Beauregard : Ma santé mentale va super bien, du moins, je pense. Je n’ai pas trop de soucis par les temps qui courent; les médias et les gens me traitent plutôt bien (rires). Au niveau physique, je n’ai pas trop à me plaindre non plus, même si je suis en attente d’une opération à la hanche depuis cinq mois. Il n’y a pas de voie rapide pour les maires dans le secteur de la santé, je peux le confirmer.

Bourassa : Je t’ai demandé de me rejoindre cette année au Centre de congrès, là où tout a commencé pour toi un certain soir de novembre 2021. Quels souvenirs conserves-tu de cette fameuse soirée électorale?

Beauregard : D’excellents souvenirs, mais elle n’avait pas été de tout repos. Il y avait eu bien des rebondissements à la mairie. J’étais en avance, en retard, puis en avance. J’étais stressé, mais c’était un bon stress. Je savais aussi que le résultat du vote par anticipation de Douville n’avait pas été comptabilisé et qu’il risquait de faire la différence. Après un détour par La Cage, je suis rentré chez moi brûlé et heureux, mais trop sur l’adrénaline pour me coucher. Je me suis finalement endormi devant la télévision après avoir regardé le résumé de ce qui s’était passé dans les autres municipalités au Québec. Dès mon réveil, je me suis mis à l’ouvrage et je me suis rendu à l’hôtel de ville.

Bourassa : Quatre ans plus tard, que dirais-tu au nouveau maire de 2021?

Beauregard : Tu as de l’expérience, alors fait toi confiance, ça va bien aller. Et effectivement, ça s’est bien passé. Je suis resté moi-même et j’ai conservé mes mêmes amis. La politique et la mairie ne m’ont pas changé. Je suis encore un monsieur et madame Tout-le-Monde. Je ne me prends pas pour un autre.

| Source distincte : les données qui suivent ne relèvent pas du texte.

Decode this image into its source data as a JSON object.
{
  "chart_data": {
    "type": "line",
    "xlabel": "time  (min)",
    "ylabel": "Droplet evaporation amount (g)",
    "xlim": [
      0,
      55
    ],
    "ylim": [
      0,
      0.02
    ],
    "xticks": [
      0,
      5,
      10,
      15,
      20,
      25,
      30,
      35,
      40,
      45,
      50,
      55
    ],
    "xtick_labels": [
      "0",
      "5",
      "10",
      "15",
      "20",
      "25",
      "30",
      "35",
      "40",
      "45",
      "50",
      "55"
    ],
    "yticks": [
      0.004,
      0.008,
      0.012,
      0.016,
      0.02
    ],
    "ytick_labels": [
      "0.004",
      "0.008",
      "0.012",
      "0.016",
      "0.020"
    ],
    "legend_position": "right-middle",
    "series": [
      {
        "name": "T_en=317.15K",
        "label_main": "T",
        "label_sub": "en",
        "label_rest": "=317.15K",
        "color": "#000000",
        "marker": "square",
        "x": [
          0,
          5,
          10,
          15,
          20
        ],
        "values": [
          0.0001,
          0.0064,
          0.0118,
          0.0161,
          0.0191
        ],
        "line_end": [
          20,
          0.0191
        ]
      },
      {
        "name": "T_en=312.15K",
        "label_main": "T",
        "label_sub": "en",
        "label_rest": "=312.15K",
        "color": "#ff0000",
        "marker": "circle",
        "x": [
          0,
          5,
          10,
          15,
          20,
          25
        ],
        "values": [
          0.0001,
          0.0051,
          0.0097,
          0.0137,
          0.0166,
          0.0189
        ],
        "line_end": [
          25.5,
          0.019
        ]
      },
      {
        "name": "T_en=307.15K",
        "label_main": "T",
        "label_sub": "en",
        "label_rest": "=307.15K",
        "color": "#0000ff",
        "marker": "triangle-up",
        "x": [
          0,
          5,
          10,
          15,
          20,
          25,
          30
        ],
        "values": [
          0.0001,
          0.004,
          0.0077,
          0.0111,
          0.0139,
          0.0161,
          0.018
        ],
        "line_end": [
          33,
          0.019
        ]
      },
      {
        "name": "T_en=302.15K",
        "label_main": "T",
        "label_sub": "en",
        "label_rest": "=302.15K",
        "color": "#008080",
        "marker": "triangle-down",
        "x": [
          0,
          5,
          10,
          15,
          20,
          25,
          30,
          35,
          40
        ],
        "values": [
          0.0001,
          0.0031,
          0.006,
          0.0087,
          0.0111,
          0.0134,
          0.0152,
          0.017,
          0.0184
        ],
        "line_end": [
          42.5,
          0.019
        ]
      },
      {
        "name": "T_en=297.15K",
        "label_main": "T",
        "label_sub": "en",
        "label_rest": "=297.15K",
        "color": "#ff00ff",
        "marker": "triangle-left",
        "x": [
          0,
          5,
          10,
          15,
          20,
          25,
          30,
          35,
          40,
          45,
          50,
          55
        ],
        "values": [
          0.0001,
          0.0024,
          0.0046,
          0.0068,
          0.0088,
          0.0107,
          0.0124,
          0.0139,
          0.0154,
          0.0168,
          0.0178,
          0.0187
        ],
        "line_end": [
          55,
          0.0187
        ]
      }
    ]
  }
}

Bourassa : Quand tu regardes le chemin parcouru depuis 2021, es-tu satisfait de ton propre chemin en tant que maire? En quoi as-tu progressé?

Beauregard : Je suis peut-être plus réaliste. On aimerait toujours en faire plus et augmenter les taxes un peu moins quand on devient maire. Puis, la réalité nous rattrape. Bien des projets étaient déjà engagés et la dette était élevée. J’ai fait face à la réalité et appris à naviguer à travers cela de façon responsable.

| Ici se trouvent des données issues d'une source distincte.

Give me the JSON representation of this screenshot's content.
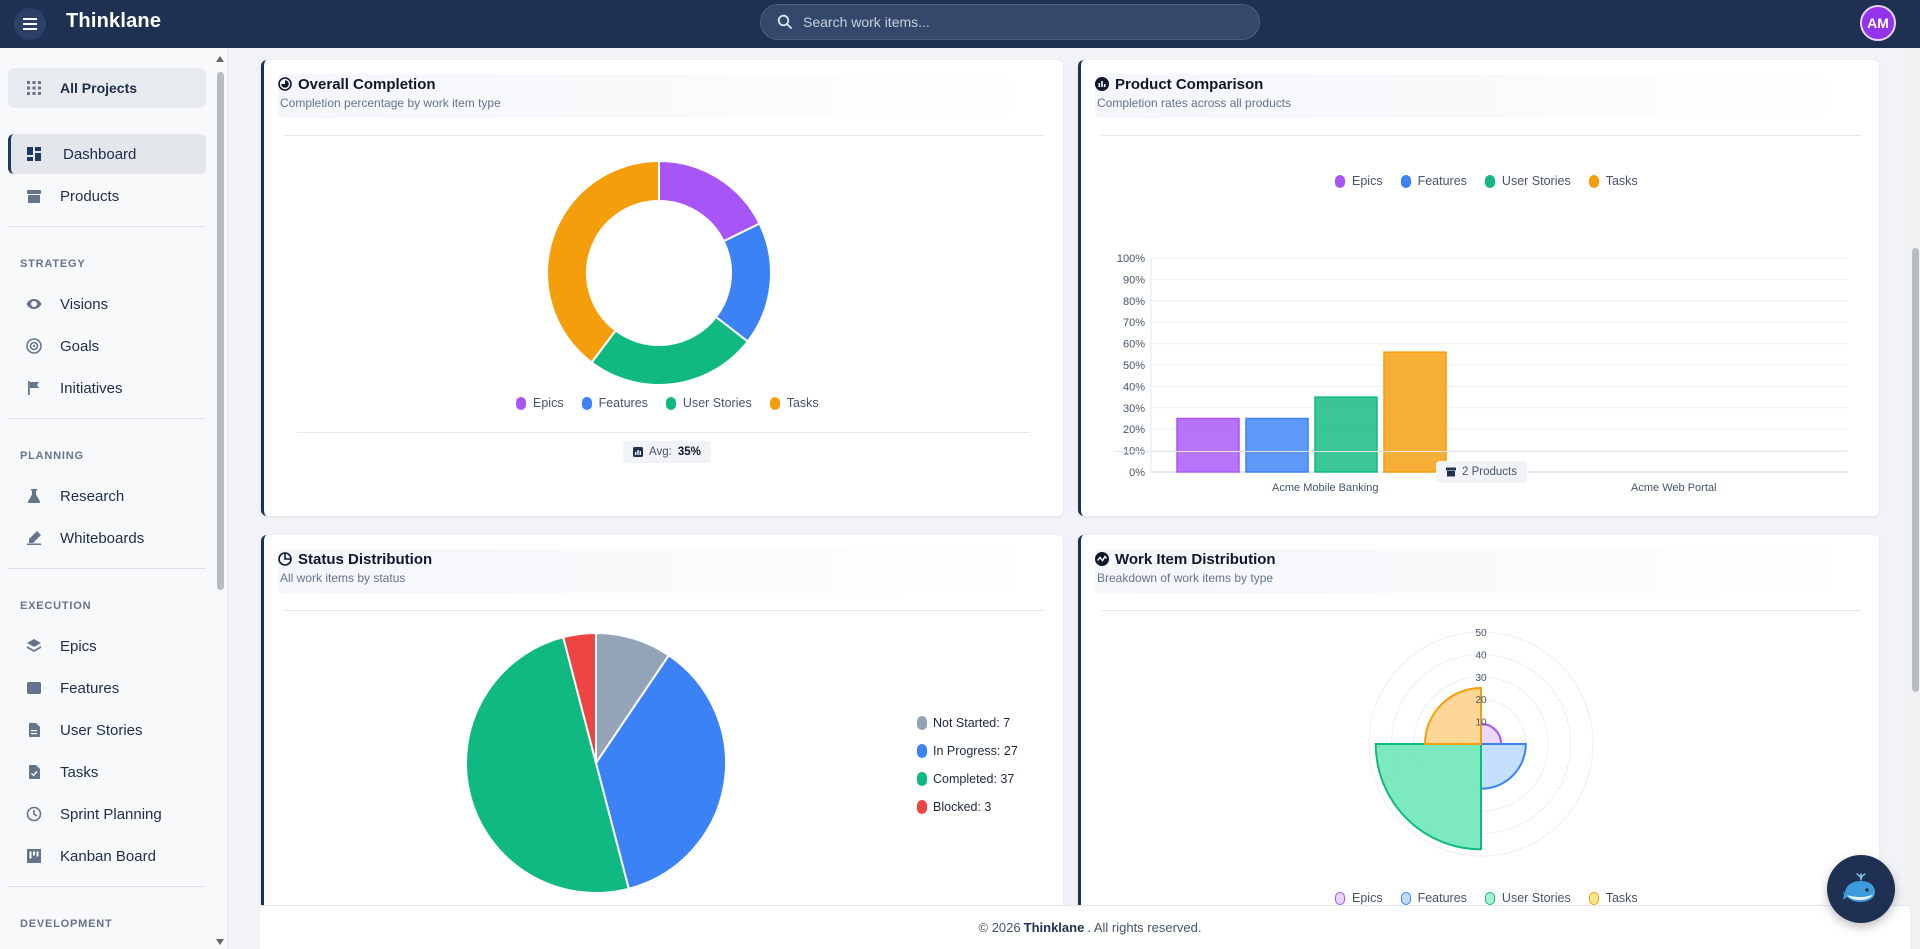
{
  "app": {
    "name": "Thinklane",
    "avatar_initials": "AM"
  },
  "search": {
    "placeholder": "Search work items..."
  },
  "sidebar": {
    "all_projects": "All Projects",
    "main": [
      {
        "label": "Dashboard",
        "icon": "dashboard-icon",
        "active": true
      },
      {
        "label": "Products",
        "icon": "archive-icon"
      }
    ],
    "sections": [
      {
        "title": "STRATEGY",
        "items": [
          {
            "label": "Visions",
            "icon": "eye-icon"
          },
          {
            "label": "Goals",
            "icon": "target-icon"
          },
          {
            "label": "Initiatives",
            "icon": "flag-icon"
          }
        ]
      },
      {
        "title": "PLANNING",
        "items": [
          {
            "label": "Research",
            "icon": "flask-icon"
          },
          {
            "label": "Whiteboards",
            "icon": "draw-icon"
          }
        ]
      },
      {
        "title": "EXECUTION",
        "items": [
          {
            "label": "Epics",
            "icon": "layers-icon"
          },
          {
            "label": "Features",
            "icon": "feature-icon"
          },
          {
            "label": "User Stories",
            "icon": "document-icon"
          },
          {
            "label": "Tasks",
            "icon": "task-icon"
          },
          {
            "label": "Sprint Planning",
            "icon": "sprint-icon"
          },
          {
            "label": "Kanban Board",
            "icon": "kanban-icon"
          }
        ]
      },
      {
        "title": "DEVELOPMENT",
        "items": []
      }
    ]
  },
  "colors": {
    "epics": "#a855f7",
    "features": "#3b82f6",
    "user_stories": "#10b981",
    "tasks": "#f59e0b",
    "not_started": "#94a3b8",
    "in_progress": "#3b82f6",
    "completed": "#10b981",
    "blocked": "#ef4444",
    "brand": "#1f3152"
  },
  "legend": [
    "Epics",
    "Features",
    "User Stories",
    "Tasks"
  ],
  "cards": {
    "overall": {
      "title": "Overall Completion",
      "subtitle": "Completion percentage by work item type",
      "avg_label": "Avg:",
      "avg_value": "35%"
    },
    "product": {
      "title": "Product Comparison",
      "subtitle": "Completion rates across all products",
      "footer": "2 Products"
    },
    "status": {
      "title": "Status Distribution",
      "subtitle": "All work items by status"
    },
    "workitem": {
      "title": "Work Item Distribution",
      "subtitle": "Breakdown of work items by type"
    }
  },
  "status_legend": [
    "Not Started: 7",
    "In Progress: 27",
    "Completed: 37",
    "Blocked: 3"
  ],
  "footer": {
    "prefix": "© 2026",
    "brand": "Thinklane",
    "suffix": ". All rights reserved."
  },
  "chart_data": [
    {
      "type": "pie",
      "title": "Overall Completion",
      "labels": [
        "Epics",
        "Features",
        "User Stories",
        "Tasks"
      ],
      "values": [
        25,
        25,
        35,
        56
      ]
    },
    {
      "type": "bar",
      "title": "Product Comparison",
      "categories": [
        "Acme Mobile Banking",
        "Acme Web Portal"
      ],
      "series": [
        {
          "name": "Epics",
          "values": [
            25,
            0
          ]
        },
        {
          "name": "Features",
          "values": [
            25,
            0
          ]
        },
        {
          "name": "User Stories",
          "values": [
            35,
            0
          ]
        },
        {
          "name": "Tasks",
          "values": [
            56,
            0
          ]
        }
      ],
      "ylim": [
        0,
        100
      ],
      "yticks": [
        "0%",
        "10%",
        "20%",
        "30%",
        "40%",
        "50%",
        "60%",
        "70%",
        "80%",
        "90%",
        "100%"
      ],
      "legend": "top"
    },
    {
      "type": "pie",
      "title": "Status Distribution",
      "labels": [
        "Not Started",
        "In Progress",
        "Completed",
        "Blocked"
      ],
      "values": [
        7,
        27,
        37,
        3
      ],
      "legend": "right"
    },
    {
      "type": "polar-area",
      "title": "Work Item Distribution",
      "labels": [
        "Epics",
        "Features",
        "User Stories",
        "Tasks"
      ],
      "values": [
        9,
        20,
        47,
        25
      ],
      "ticks": [
        10,
        20,
        30,
        40,
        50
      ],
      "rmax": 50,
      "legend": "bottom"
    }
  ]
}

Bourassa : Es-tu aussi satisfait du chemin parcouru par la Ville de Saint-Hyacinthe?

Beauregard : Je suis très satisfait même. On a fait des progrès considérables au niveau de nos politiques environnementales et en gestion de l’eau. Nous avons négocié le virage du développement durable. Je pense qu’on a fait plus de bons coups que de mauvais. Le conseil a encore plein d’idées à réaliser, même si l’année 2024 a été plus compliquée au niveau financier. Il a fallu entretenir nos infrastructures davantage, donc développer un peu moins.

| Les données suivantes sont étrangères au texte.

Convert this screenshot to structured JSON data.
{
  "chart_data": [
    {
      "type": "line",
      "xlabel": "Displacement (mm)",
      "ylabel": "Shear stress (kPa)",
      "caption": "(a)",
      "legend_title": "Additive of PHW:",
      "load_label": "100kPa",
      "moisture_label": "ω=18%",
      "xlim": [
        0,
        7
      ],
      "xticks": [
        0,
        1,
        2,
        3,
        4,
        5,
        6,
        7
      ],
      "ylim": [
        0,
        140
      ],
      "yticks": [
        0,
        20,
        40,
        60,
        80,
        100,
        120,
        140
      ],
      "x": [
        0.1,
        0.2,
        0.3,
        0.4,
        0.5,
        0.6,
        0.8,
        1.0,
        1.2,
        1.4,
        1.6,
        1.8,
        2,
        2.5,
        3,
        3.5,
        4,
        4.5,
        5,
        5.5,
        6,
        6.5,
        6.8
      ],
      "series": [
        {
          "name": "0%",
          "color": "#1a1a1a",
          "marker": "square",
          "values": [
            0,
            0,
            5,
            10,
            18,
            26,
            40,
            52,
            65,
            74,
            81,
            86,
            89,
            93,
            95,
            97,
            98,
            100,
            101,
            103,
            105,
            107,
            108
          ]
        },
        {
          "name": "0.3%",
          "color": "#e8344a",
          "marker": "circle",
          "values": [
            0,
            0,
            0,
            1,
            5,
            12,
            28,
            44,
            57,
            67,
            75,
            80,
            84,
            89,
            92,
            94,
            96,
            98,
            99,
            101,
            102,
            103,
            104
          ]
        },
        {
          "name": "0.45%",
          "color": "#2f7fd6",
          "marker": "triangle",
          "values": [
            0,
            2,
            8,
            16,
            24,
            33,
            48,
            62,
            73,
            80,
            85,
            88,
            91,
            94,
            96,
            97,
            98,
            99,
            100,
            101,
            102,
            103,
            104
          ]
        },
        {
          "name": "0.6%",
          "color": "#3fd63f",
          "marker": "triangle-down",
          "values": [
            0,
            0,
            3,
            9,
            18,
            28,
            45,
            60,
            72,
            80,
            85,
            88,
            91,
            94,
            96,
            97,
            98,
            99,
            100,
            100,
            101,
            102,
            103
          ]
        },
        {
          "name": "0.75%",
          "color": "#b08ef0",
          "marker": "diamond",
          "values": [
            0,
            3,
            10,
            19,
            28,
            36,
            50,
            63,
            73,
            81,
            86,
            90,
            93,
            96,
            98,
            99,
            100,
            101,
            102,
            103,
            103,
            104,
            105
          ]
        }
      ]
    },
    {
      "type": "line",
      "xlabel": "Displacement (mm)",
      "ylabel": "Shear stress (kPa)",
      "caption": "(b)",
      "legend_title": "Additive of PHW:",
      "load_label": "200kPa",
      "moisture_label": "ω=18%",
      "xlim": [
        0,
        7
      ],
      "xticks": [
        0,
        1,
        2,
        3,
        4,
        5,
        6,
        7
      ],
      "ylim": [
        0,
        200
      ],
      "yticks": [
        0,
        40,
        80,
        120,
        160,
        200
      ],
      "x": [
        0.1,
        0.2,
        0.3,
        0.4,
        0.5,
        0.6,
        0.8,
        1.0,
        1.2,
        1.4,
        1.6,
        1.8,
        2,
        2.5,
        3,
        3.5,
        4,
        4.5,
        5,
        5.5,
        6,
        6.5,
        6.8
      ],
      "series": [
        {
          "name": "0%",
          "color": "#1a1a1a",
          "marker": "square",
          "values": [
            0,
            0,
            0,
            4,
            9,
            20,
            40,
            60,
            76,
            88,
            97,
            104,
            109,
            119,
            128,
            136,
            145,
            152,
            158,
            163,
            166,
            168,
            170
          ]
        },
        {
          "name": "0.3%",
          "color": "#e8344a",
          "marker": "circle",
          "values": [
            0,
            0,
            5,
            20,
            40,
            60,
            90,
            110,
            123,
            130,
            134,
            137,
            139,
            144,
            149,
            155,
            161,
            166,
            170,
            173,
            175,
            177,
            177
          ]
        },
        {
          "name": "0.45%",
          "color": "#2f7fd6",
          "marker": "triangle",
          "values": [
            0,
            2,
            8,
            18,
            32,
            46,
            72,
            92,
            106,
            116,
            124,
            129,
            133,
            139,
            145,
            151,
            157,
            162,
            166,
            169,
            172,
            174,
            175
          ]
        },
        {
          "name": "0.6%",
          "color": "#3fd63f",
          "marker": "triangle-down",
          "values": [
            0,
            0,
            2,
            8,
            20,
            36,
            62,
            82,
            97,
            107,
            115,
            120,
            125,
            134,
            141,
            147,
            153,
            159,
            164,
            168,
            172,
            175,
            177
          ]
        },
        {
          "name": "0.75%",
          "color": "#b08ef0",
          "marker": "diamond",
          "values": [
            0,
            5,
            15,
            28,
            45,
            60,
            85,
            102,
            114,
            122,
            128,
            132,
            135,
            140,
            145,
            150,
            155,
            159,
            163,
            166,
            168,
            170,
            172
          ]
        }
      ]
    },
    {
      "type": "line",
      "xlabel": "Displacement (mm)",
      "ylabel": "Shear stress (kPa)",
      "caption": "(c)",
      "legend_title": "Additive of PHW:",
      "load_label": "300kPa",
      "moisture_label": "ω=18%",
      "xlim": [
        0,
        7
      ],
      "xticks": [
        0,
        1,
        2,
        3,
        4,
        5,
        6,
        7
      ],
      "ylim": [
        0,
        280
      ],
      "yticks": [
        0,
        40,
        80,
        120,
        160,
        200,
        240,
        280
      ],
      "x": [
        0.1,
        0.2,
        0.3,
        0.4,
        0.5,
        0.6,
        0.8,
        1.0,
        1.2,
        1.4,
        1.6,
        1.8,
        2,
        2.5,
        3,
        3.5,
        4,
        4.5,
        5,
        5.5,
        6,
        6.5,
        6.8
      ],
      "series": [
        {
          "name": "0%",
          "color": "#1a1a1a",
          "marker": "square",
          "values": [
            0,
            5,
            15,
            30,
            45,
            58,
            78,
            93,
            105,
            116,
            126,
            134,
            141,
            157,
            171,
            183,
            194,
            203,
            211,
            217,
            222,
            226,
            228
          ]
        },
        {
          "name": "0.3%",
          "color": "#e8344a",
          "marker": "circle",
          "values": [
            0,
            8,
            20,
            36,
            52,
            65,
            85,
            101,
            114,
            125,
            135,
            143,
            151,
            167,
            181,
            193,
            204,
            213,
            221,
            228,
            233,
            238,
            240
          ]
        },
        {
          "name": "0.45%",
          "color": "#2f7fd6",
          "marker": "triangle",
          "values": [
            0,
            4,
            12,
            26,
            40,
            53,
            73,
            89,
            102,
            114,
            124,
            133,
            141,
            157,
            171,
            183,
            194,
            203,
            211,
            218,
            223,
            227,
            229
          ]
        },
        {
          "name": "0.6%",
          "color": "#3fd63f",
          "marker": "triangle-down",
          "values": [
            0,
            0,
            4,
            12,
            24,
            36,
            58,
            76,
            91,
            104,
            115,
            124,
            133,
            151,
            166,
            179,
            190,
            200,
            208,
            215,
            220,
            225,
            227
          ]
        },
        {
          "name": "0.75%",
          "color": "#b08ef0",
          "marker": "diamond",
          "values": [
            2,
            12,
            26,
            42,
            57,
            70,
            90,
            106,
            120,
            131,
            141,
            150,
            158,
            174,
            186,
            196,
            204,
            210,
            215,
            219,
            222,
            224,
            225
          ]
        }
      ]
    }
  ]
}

Bourassa : Tu as déjà confirmé ton intention d’être sur les rangs l’an prochain pour un second mandat à la mairie. As-tu hésité un peu?

Beauregard : Pantoute! Ça fait au moins un an que je dis à qui veut l’entendre que je vais me représenter. Je suis en santé et j’ai du plaisir, alors je continue! Je savais quoi répondre quand vous m’avez posé la question le mois passé.

Bourassa : Qu’est-ce qui te motive?

Beauregard : Il reste beaucoup de travail à faire et j’adore ça. Je veux m’attaquer avec encore plus de vigueur à nos infrastructures pour remettre tout ça sur la coche pour les générations futures. Il y a des choix à faire et il faut être raisonnables. Si on disait oui à toutes les demandes, on serait dans le trouble.

Bourassa : Si ton mandat s’arrêtait au bout de quatre ans, à quoi voudrais-tu être associé, quel serait le legs, la réalisation dont tu es le plus fier, sachant qu’on associe les années Bernier à l’effacement de la dette et les années Corbeil au Centre de congrès où nous sommes.

Beauregard : Ce dont je serais le plus fier, j’y travaille actuellement. Ce sera le nouveau terrain de baseball, un rêve que je caresse depuis longtemps. De façon plus générale, je suis fier de ce que nous avons réalisé en matière d’économie d’eau potable et de consultation publique. Nous consultons les gens comme jamais, même s’il y a toujours la possibilité de le faire davantage. Le conseil ne prend pas des décisions avec l’idée de se faire réélire ou de passer à l’histoire, mais avec la préoccupation d’offrir de meilleurs services aux citoyens.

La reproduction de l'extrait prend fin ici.